I left the Jesuit Volunteer Corps with an Orleans Public Defenders shirt, heavy emotional scarring, and a strong idea of justice. I was prepared to ride into law school on a wave of virtue and morality, certain I knew what needed to be done and how I was going to do it. That wave crashed me right into Civil Procedure and Pennoyer and Rule 12(b)(3) and Contracts and estoppel and intent, and it wasn’t long before I realized it was going to be a while before I was certain of anything again.
Pretty dramatic, but the spirit is true. Law school is a change. There is a transition from being a normal person to a person who thinks legal jokes are funny. Still, overall, most of my preconceived notions have been proved wrong. Cold calls are not that bad, my classmates are also not that bad (fine, they’re pretty great), and six weeks in I have yet to muster any dazzling legal wisdom for family or friends.
Of course, some things have proved timeless: the lack of disposable income, the animalistic desire for free food and the willingness to attend just about any event to get it, and the first-week feeling that every prior friendship was a fluke and I would be doomed to eat lunch alone for the rest of my life.
But some things decidedly do change. I had the good fortune to work at the public defenders office in New Orleans last year, an experience that was incredibly formative for my sense of justice (and for my gallows humor). I didn’t know much about the law, but I knew all too well how the law impacts people, especially people of color and those struggling with poverty. The hardest part of the transition has been losing that human element. Learning rules and procedures is nothing like watching a judge sentence a client. Contracts thus far hasn’t mentioned the plea bargains I watched attorneys make every day. And while Torts gets the closest, watching our professor act out a battery is amusing in a way that reading a police report rarely was.
I know how important these courses are, how foundational they will be. It’s just been a hard shift- going from feeling like I was doing something to feeling like I am preparing to do something.

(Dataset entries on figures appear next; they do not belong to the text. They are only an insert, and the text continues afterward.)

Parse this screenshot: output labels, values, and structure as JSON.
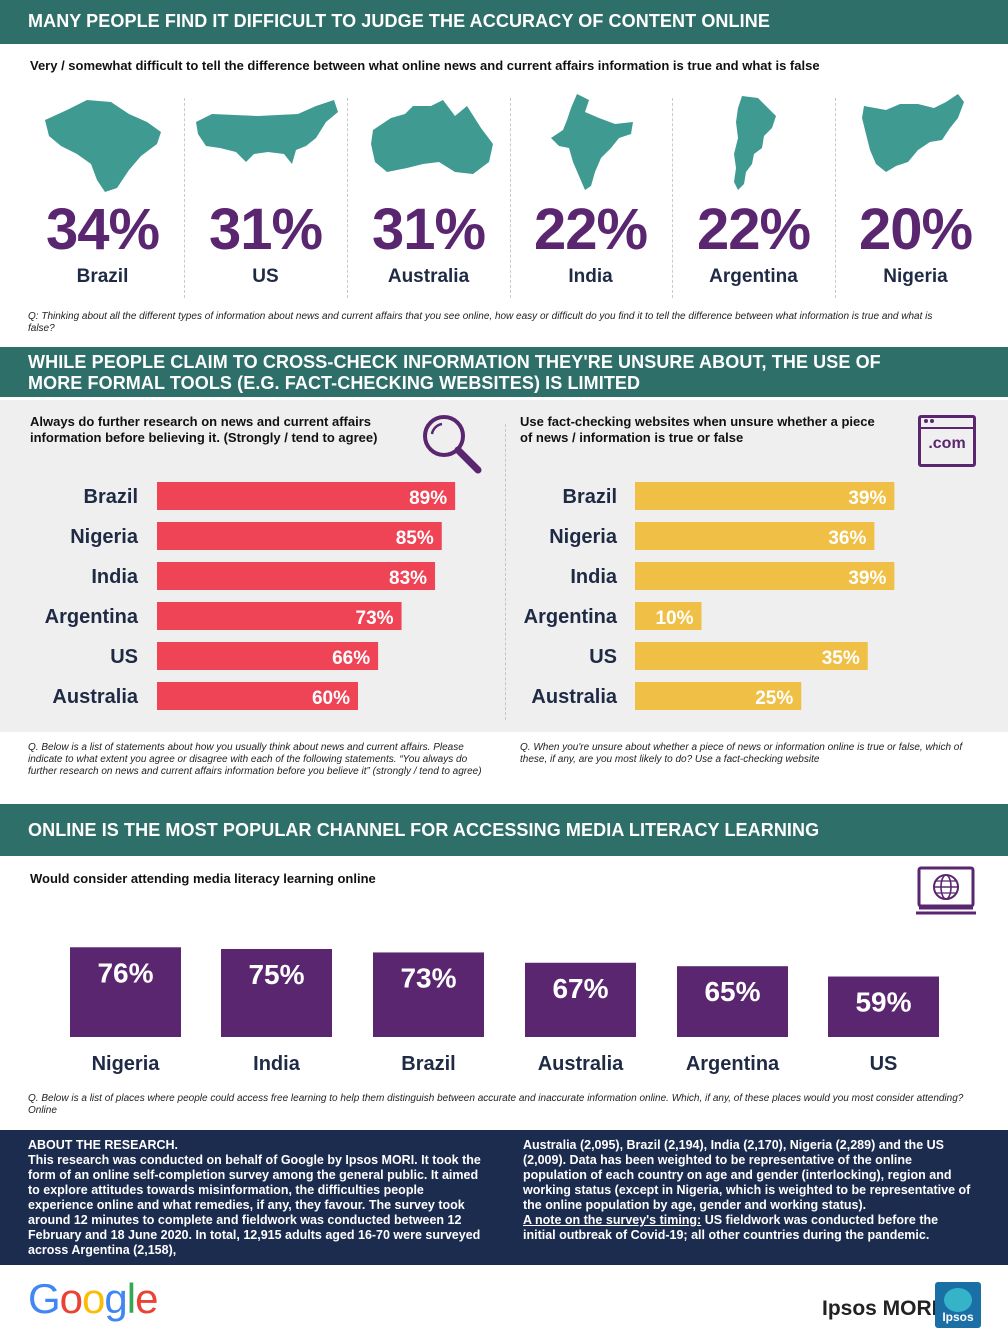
{
  "section1": {
    "title": "MANY PEOPLE FIND IT DIFFICULT TO JUDGE THE ACCURACY OF CONTENT ONLINE",
    "subtitle": "Very / somewhat difficult to tell the difference between what online news and current affairs information is true and what is false",
    "question": "Q: Thinking about all the different types of information about news and current affairs that you see online, how easy or difficult do you find it to tell the difference between what information is true and what is false?",
    "countries": [
      {
        "name": "Brazil",
        "pct": "34%",
        "icon": "brazil-map-icon"
      },
      {
        "name": "US",
        "pct": "31%",
        "icon": "us-map-icon"
      },
      {
        "name": "Australia",
        "pct": "31%",
        "icon": "australia-map-icon"
      },
      {
        "name": "India",
        "pct": "22%",
        "icon": "india-map-icon"
      },
      {
        "name": "Argentina",
        "pct": "22%",
        "icon": "argentina-map-icon"
      },
      {
        "name": "Nigeria",
        "pct": "20%",
        "icon": "nigeria-map-icon"
      }
    ]
  },
  "section2": {
    "title_line1": "WHILE PEOPLE CLAIM TO CROSS-CHECK INFORMATION THEY'RE UNSURE ABOUT, THE USE OF",
    "title_line2": "MORE FORMAL TOOLS (E.G. FACT-CHECKING WEBSITES) IS LIMITED",
    "left_sub": "Always do further research on news and current affairs information before believing it. (Strongly / tend to agree)",
    "right_sub": "Use fact-checking websites when unsure whether a piece of news / information is true or false",
    "dotcom": ".com",
    "left_question": "Q. Below is a list of statements about how you usually think about news and current affairs. Please indicate to what extent you agree or disagree with each of the following statements. “You always do further research on news and current affairs information before you believe it” (strongly / tend to agree)",
    "right_question": "Q. When you're unsure about whether a piece of news or information online is true or false, which of these, if any, are you most likely to do? Use a fact-checking website"
  },
  "section3": {
    "title": "ONLINE IS THE MOST POPULAR CHANNEL  FOR ACCESSING MEDIA LITERACY LEARNING",
    "subtitle": "Would consider attending media literacy learning online",
    "question": "Q.   Below is a list of places where people could access free learning to help them distinguish between accurate and inaccurate information online. Which, if any, of these places would you most consider attending? Online"
  },
  "about": {
    "heading": "ABOUT THE RESEARCH.",
    "col1": "This research was conducted on behalf of Google by Ipsos  MORI. It took the form of an online self-completion survey among the general public. It aimed to explore attitudes towards misinformation, the difficulties people experience online and what remedies, if any, they favour. The survey  took around 12 minutes to complete and fieldwork was conducted  between 12 February and 18 June 2020. In total, 12,915 adults aged 16-70 were surveyed across  Argentina (2,158),",
    "col2": "Australia (2,095),  Brazil (2,194),  India (2,170),  Nigeria (2,289) and the US (2,009).  Data has been weighted to be representative of the online population of each country  on age and gender (interlocking),  region and working status  (except in Nigeria, which is weighted to be representative of the online population by age, gender and working status).",
    "note_label": "A note on the survey's timing:",
    "note_text": " US fieldwork was conducted before the initial outbreak of Covid-19;  all other countries  during the pandemic."
  },
  "logos": {
    "google": "Google",
    "ipsos_mori": "Ipsos MORI",
    "ipsos_badge": "Ipsos"
  },
  "colors": {
    "teal": "#2e6f6a",
    "purple": "#5b2670",
    "red": "#ef4356",
    "yellow": "#f0bf45",
    "navy": "#1c2c4f",
    "map_teal": "#3f9a92"
  },
  "chart_data": [
    {
      "type": "bar",
      "orientation": "horizontal",
      "title": "Always do further research on news and current affairs information before believing it. (Strongly / tend to agree)",
      "categories": [
        "Brazil",
        "Nigeria",
        "India",
        "Argentina",
        "US",
        "Australia"
      ],
      "values": [
        89,
        85,
        83,
        73,
        66,
        60
      ],
      "labels": [
        "89%",
        "85%",
        "83%",
        "73%",
        "66%",
        "60%"
      ],
      "color": "#ef4356",
      "xlim": [
        0,
        100
      ],
      "grid": false
    },
    {
      "type": "bar",
      "orientation": "horizontal",
      "title": "Use fact-checking websites when unsure whether a piece of news / information is true or false",
      "categories": [
        "Brazil",
        "Nigeria",
        "India",
        "Argentina",
        "US",
        "Australia"
      ],
      "values": [
        39,
        36,
        39,
        10,
        35,
        25
      ],
      "labels": [
        "39%",
        "36%",
        "39%",
        "10%",
        "35%",
        "25%"
      ],
      "color": "#f0bf45",
      "xlim": [
        0,
        100
      ],
      "grid": false
    },
    {
      "type": "bar",
      "orientation": "vertical",
      "title": "Would consider attending media literacy learning online",
      "categories": [
        "Nigeria",
        "India",
        "Brazil",
        "Australia",
        "Argentina",
        "US"
      ],
      "values": [
        76,
        75,
        73,
        67,
        65,
        59
      ],
      "labels": [
        "76%",
        "75%",
        "73%",
        "67%",
        "65%",
        "59%"
      ],
      "color": "#5b2670",
      "ylim": [
        0,
        100
      ],
      "grid": false
    }
  ]
}
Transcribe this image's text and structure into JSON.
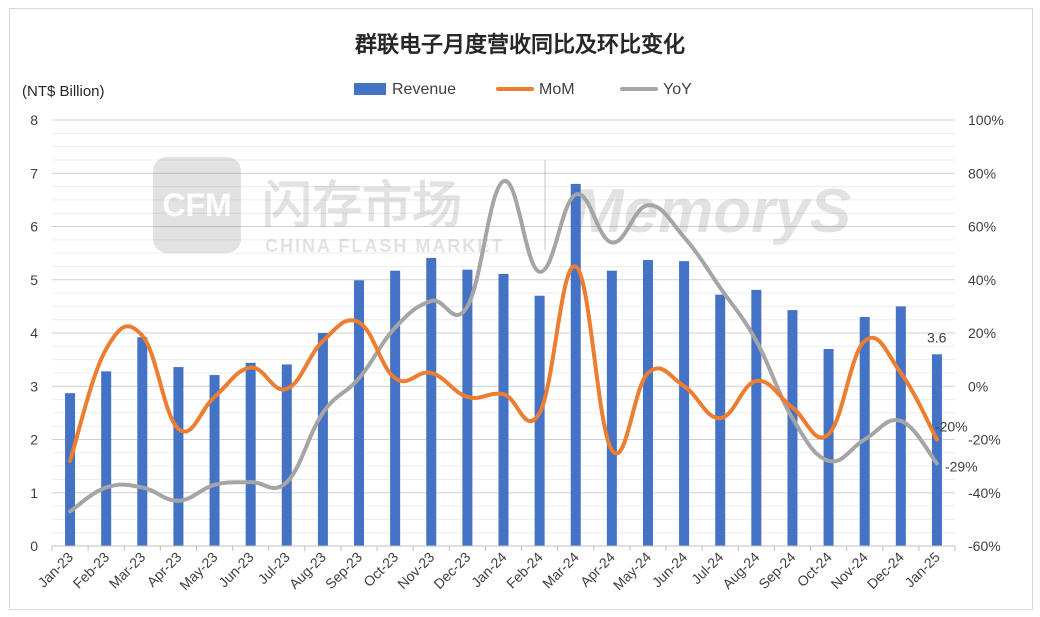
{
  "chart_data": {
    "type": "bar",
    "title": "群联电子月度营收同比及环比变化",
    "ylabel_left": "(NT$ Billion)",
    "categories": [
      "Jan-23",
      "Feb-23",
      "Mar-23",
      "Apr-23",
      "May-23",
      "Jun-23",
      "Jul-23",
      "Aug-23",
      "Sep-23",
      "Oct-23",
      "Nov-23",
      "Dec-23",
      "Jan-24",
      "Feb-24",
      "Mar-24",
      "Apr-24",
      "May-24",
      "Jun-24",
      "Jul-24",
      "Aug-24",
      "Sep-24",
      "Oct-24",
      "Nov-24",
      "Dec-24",
      "Jan-25"
    ],
    "series": [
      {
        "name": "Revenue",
        "type": "bar",
        "axis": "left",
        "color": "#4472c4",
        "values": [
          2.87,
          3.28,
          3.92,
          3.36,
          3.21,
          3.44,
          3.41,
          4.0,
          4.99,
          5.17,
          5.41,
          5.19,
          5.11,
          4.7,
          6.8,
          5.17,
          5.37,
          5.35,
          4.72,
          4.81,
          4.43,
          3.7,
          4.3,
          4.5,
          3.6
        ]
      },
      {
        "name": "MoM",
        "type": "line",
        "axis": "right",
        "color": "#ed7d31",
        "values": [
          -28,
          14,
          19,
          -16,
          -4,
          7,
          -1,
          17,
          24,
          3,
          5,
          -4,
          -3,
          -10,
          45,
          -24,
          5,
          0,
          -12,
          2,
          -8,
          -18,
          17,
          5,
          -20
        ]
      },
      {
        "name": "YoY",
        "type": "line",
        "axis": "right",
        "color": "#a5a5a5",
        "values": [
          -47,
          -38,
          -38,
          -43,
          -37,
          -36,
          -36,
          -10,
          3,
          22,
          32,
          30,
          77,
          43,
          72,
          54,
          68,
          56,
          37,
          17,
          -12,
          -28,
          -20,
          -13,
          -29
        ]
      }
    ],
    "ylim_left": [
      0,
      8
    ],
    "yticks_left": [
      "0",
      "1",
      "2",
      "3",
      "4",
      "5",
      "6",
      "7",
      "8"
    ],
    "ylim_right": [
      -60,
      100
    ],
    "yticks_right": [
      "-60%",
      "-40%",
      "-20%",
      "0%",
      "20%",
      "40%",
      "60%",
      "80%",
      "100%"
    ],
    "data_labels": {
      "revenue_last": "3.6",
      "mom_last": "-20%",
      "yoy_last": "-29%"
    },
    "legend_position": "top",
    "grid": true
  },
  "watermark": {
    "logo": "CFM",
    "cn": "闪存市场",
    "en": "CHINA FLASH MARKET",
    "brand": "MemoryS"
  }
}
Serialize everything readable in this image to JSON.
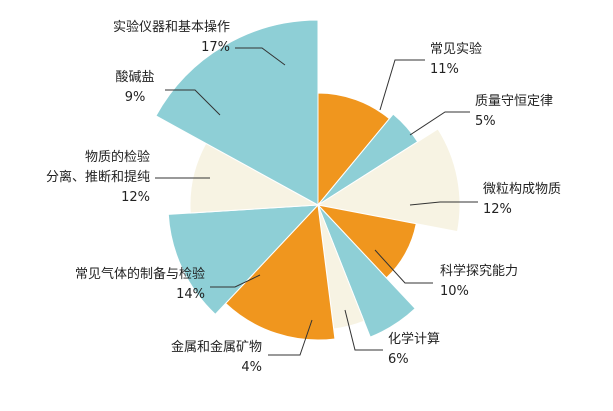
{
  "chart_data": {
    "type": "pie",
    "categories": [
      "常见实验",
      "质量守恒定律",
      "微粒构成物质",
      "科学探究能力",
      "化学计算",
      "金属和金属矿物",
      "常见气体的制备与检验",
      "物质的检验\n分离、推断和提纯",
      "酸碱盐",
      "实验仪器和基本操作"
    ],
    "values": [
      11,
      5,
      12,
      10,
      6,
      4,
      14,
      12,
      9,
      17
    ],
    "value_labels": [
      "11%",
      "5%",
      "12%",
      "10%",
      "6%",
      "4%",
      "14%",
      "12%",
      "9%",
      "17%"
    ],
    "colors": [
      "#f0961e",
      "#8ecfd6",
      "#f7f3e3",
      "#f0961e",
      "#8ecfd6",
      "#f7f3e3",
      "#f0961e",
      "#8ecfd6",
      "#f7f3e3",
      "#8ecfd6"
    ]
  }
}
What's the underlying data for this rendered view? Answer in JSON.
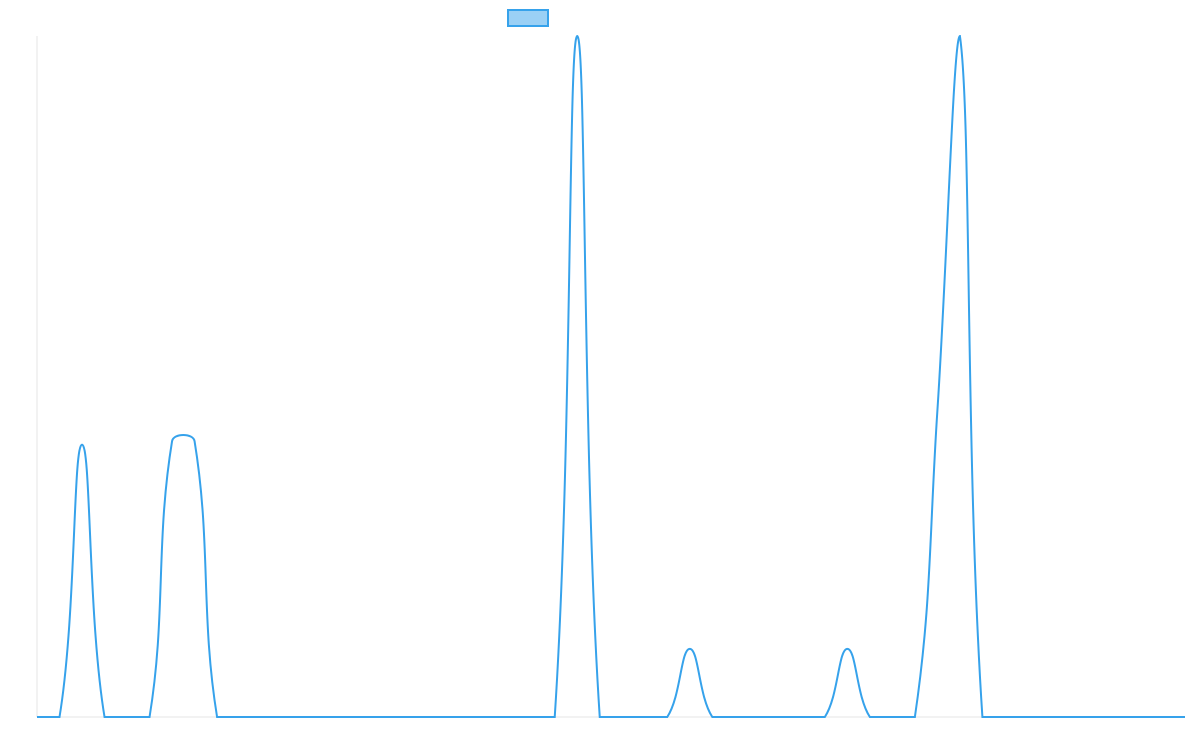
{
  "chart_data": {
    "type": "line",
    "series": [
      {
        "color": "#36a2eb",
        "fill": "#9ad0f5",
        "values": [
          0,
          0,
          40,
          0,
          0,
          0,
          40.5,
          40.5,
          0,
          0,
          0,
          0,
          0,
          0,
          0,
          0,
          0,
          0,
          0,
          0,
          0,
          0,
          0,
          0,
          100,
          0,
          0,
          0,
          0,
          10,
          0,
          0,
          0,
          0,
          0,
          0,
          10,
          0,
          0,
          0,
          45,
          100,
          0,
          0,
          0,
          0,
          0,
          0,
          0,
          0,
          0,
          0
        ]
      }
    ],
    "ylim": [
      0,
      100
    ],
    "tension": 0.4,
    "legend": "top"
  }
}
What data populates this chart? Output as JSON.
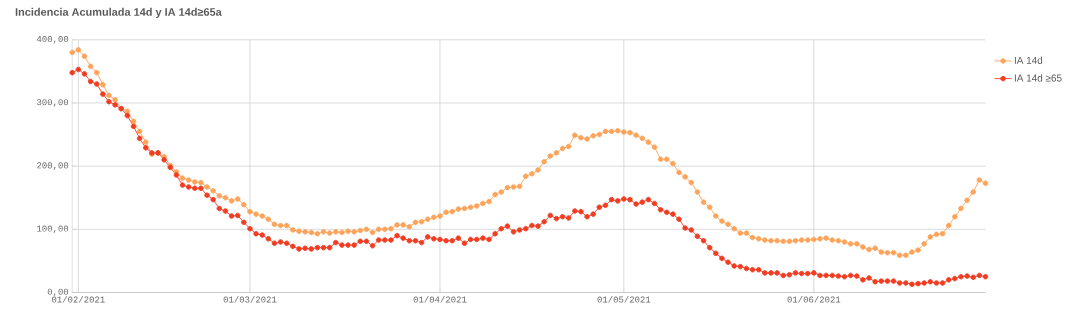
{
  "chart_data": {
    "type": "line",
    "title": "Incidencia Acumulada 14d y IA 14d≥65a",
    "x": [
      "2021-01-31",
      "2021-02-01",
      "2021-02-02",
      "2021-02-03",
      "2021-02-04",
      "2021-02-05",
      "2021-02-06",
      "2021-02-07",
      "2021-02-08",
      "2021-02-09",
      "2021-02-10",
      "2021-02-11",
      "2021-02-12",
      "2021-02-13",
      "2021-02-14",
      "2021-02-15",
      "2021-02-16",
      "2021-02-17",
      "2021-02-18",
      "2021-02-19",
      "2021-02-20",
      "2021-02-21",
      "2021-02-22",
      "2021-02-23",
      "2021-02-24",
      "2021-02-25",
      "2021-02-26",
      "2021-02-27",
      "2021-02-28",
      "2021-03-01",
      "2021-03-02",
      "2021-03-03",
      "2021-03-04",
      "2021-03-05",
      "2021-03-06",
      "2021-03-07",
      "2021-03-08",
      "2021-03-09",
      "2021-03-10",
      "2021-03-11",
      "2021-03-12",
      "2021-03-13",
      "2021-03-14",
      "2021-03-15",
      "2021-03-16",
      "2021-03-17",
      "2021-03-18",
      "2021-03-19",
      "2021-03-20",
      "2021-03-21",
      "2021-03-22",
      "2021-03-23",
      "2021-03-24",
      "2021-03-25",
      "2021-03-26",
      "2021-03-27",
      "2021-03-28",
      "2021-03-29",
      "2021-03-30",
      "2021-03-31",
      "2021-04-01",
      "2021-04-02",
      "2021-04-03",
      "2021-04-04",
      "2021-04-05",
      "2021-04-06",
      "2021-04-07",
      "2021-04-08",
      "2021-04-09",
      "2021-04-10",
      "2021-04-11",
      "2021-04-12",
      "2021-04-13",
      "2021-04-14",
      "2021-04-15",
      "2021-04-16",
      "2021-04-17",
      "2021-04-18",
      "2021-04-19",
      "2021-04-20",
      "2021-04-21",
      "2021-04-22",
      "2021-04-23",
      "2021-04-24",
      "2021-04-25",
      "2021-04-26",
      "2021-04-27",
      "2021-04-28",
      "2021-04-29",
      "2021-04-30",
      "2021-05-01",
      "2021-05-02",
      "2021-05-03",
      "2021-05-04",
      "2021-05-05",
      "2021-05-06",
      "2021-05-07",
      "2021-05-08",
      "2021-05-09",
      "2021-05-10",
      "2021-05-11",
      "2021-05-12",
      "2021-05-13",
      "2021-05-14",
      "2021-05-15",
      "2021-05-16",
      "2021-05-17",
      "2021-05-18",
      "2021-05-19",
      "2021-05-20",
      "2021-05-21",
      "2021-05-22",
      "2021-05-23",
      "2021-05-24",
      "2021-05-25",
      "2021-05-26",
      "2021-05-27",
      "2021-05-28",
      "2021-05-29",
      "2021-05-30",
      "2021-05-31",
      "2021-06-01",
      "2021-06-02",
      "2021-06-03",
      "2021-06-04",
      "2021-06-05",
      "2021-06-06",
      "2021-06-07",
      "2021-06-08",
      "2021-06-09",
      "2021-06-10",
      "2021-06-11",
      "2021-06-12",
      "2021-06-13",
      "2021-06-14",
      "2021-06-15",
      "2021-06-16",
      "2021-06-17",
      "2021-06-18",
      "2021-06-19",
      "2021-06-20",
      "2021-06-21",
      "2021-06-22",
      "2021-06-23",
      "2021-06-24",
      "2021-06-25",
      "2021-06-26",
      "2021-06-27",
      "2021-06-28",
      "2021-06-29"
    ],
    "series": [
      {
        "name": "IA 14d",
        "color": "#fda35a",
        "values": [
          380,
          384,
          374,
          358,
          348,
          329,
          312,
          305,
          291,
          287,
          271,
          255,
          238,
          219,
          221,
          215,
          201,
          191,
          181,
          178,
          175,
          174,
          167,
          161,
          153,
          150,
          145,
          148,
          139,
          128,
          124,
          121,
          116,
          108,
          106,
          106,
          99,
          97,
          96,
          95,
          93,
          96,
          94,
          96,
          95,
          97,
          96,
          98,
          100,
          95,
          100,
          100,
          101,
          107,
          107,
          104,
          111,
          112,
          116,
          119,
          121,
          127,
          128,
          132,
          133,
          135,
          137,
          141,
          144,
          155,
          159,
          166,
          167,
          168,
          184,
          188,
          194,
          207,
          216,
          221,
          228,
          231,
          249,
          245,
          243,
          248,
          250,
          255,
          255,
          256,
          254,
          253,
          249,
          244,
          238,
          230,
          211,
          211,
          204,
          190,
          183,
          174,
          159,
          143,
          135,
          121,
          113,
          108,
          101,
          94,
          94,
          87,
          85,
          83,
          82,
          82,
          81,
          81,
          82,
          83,
          83,
          84,
          85,
          86,
          83,
          82,
          80,
          77,
          77,
          72,
          68,
          70,
          64,
          63,
          63,
          59,
          59,
          64,
          67,
          77,
          88,
          92,
          93,
          106,
          120,
          133,
          146,
          159,
          178,
          173
        ]
      },
      {
        "name": "IA 14d ≥65",
        "color": "#f23c21",
        "values": [
          348,
          353,
          346,
          334,
          330,
          314,
          302,
          297,
          291,
          280,
          263,
          244,
          229,
          221,
          221,
          210,
          198,
          186,
          170,
          167,
          165,
          165,
          154,
          147,
          133,
          129,
          121,
          122,
          111,
          101,
          93,
          91,
          85,
          78,
          80,
          78,
          73,
          69,
          70,
          69,
          71,
          71,
          71,
          79,
          75,
          75,
          75,
          81,
          81,
          74,
          83,
          83,
          83,
          90,
          86,
          82,
          82,
          79,
          88,
          85,
          84,
          82,
          82,
          86,
          78,
          84,
          84,
          86,
          84,
          93,
          101,
          105,
          96,
          99,
          101,
          106,
          105,
          112,
          122,
          117,
          120,
          118,
          129,
          128,
          120,
          124,
          135,
          138,
          147,
          145,
          148,
          147,
          140,
          143,
          147,
          141,
          131,
          127,
          124,
          116,
          102,
          99,
          89,
          82,
          71,
          62,
          54,
          48,
          42,
          41,
          38,
          36,
          36,
          31,
          31,
          31,
          27,
          28,
          31,
          30,
          30,
          31,
          27,
          27,
          27,
          26,
          25,
          27,
          26,
          20,
          23,
          17,
          18,
          18,
          18,
          15,
          15,
          13,
          14,
          15,
          17,
          15,
          15,
          20,
          22,
          25,
          26,
          24,
          27,
          25
        ]
      }
    ],
    "xlim": [
      "2021-01-31",
      "2021-06-29"
    ],
    "xticks": [
      {
        "value": "2021-02-01",
        "label": "01/02/2021"
      },
      {
        "value": "2021-03-01",
        "label": "01/03/2021"
      },
      {
        "value": "2021-04-01",
        "label": "01/04/2021"
      },
      {
        "value": "2021-05-01",
        "label": "01/05/2021"
      },
      {
        "value": "2021-06-01",
        "label": "01/06/2021"
      }
    ],
    "ylim": [
      0,
      400
    ],
    "yticks": [
      {
        "value": 0,
        "label": "0,00"
      },
      {
        "value": 100,
        "label": "100,00"
      },
      {
        "value": 200,
        "label": "200,00"
      },
      {
        "value": 300,
        "label": "300,00"
      },
      {
        "value": 400,
        "label": "400,00"
      }
    ],
    "grid": true,
    "legend": "top right",
    "marker": "circle",
    "line_style": "solid"
  }
}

Without dishonestly glorifying the work I did or unfairly capitalizing on the stories of my former clients, I’ll just say it was hard to leave. So many attorneys and advocates in public interest law get burned out, taking time away to start a family, to gain control of their hours, to begin another crusade. And while going to law school is a valid reason to walk away, I still remember how obvious it was that some of my clients didn’t believe me when I said I would be back.
Six weeks in, there is a lot I don’t know. I’m looking forward to figuring it out.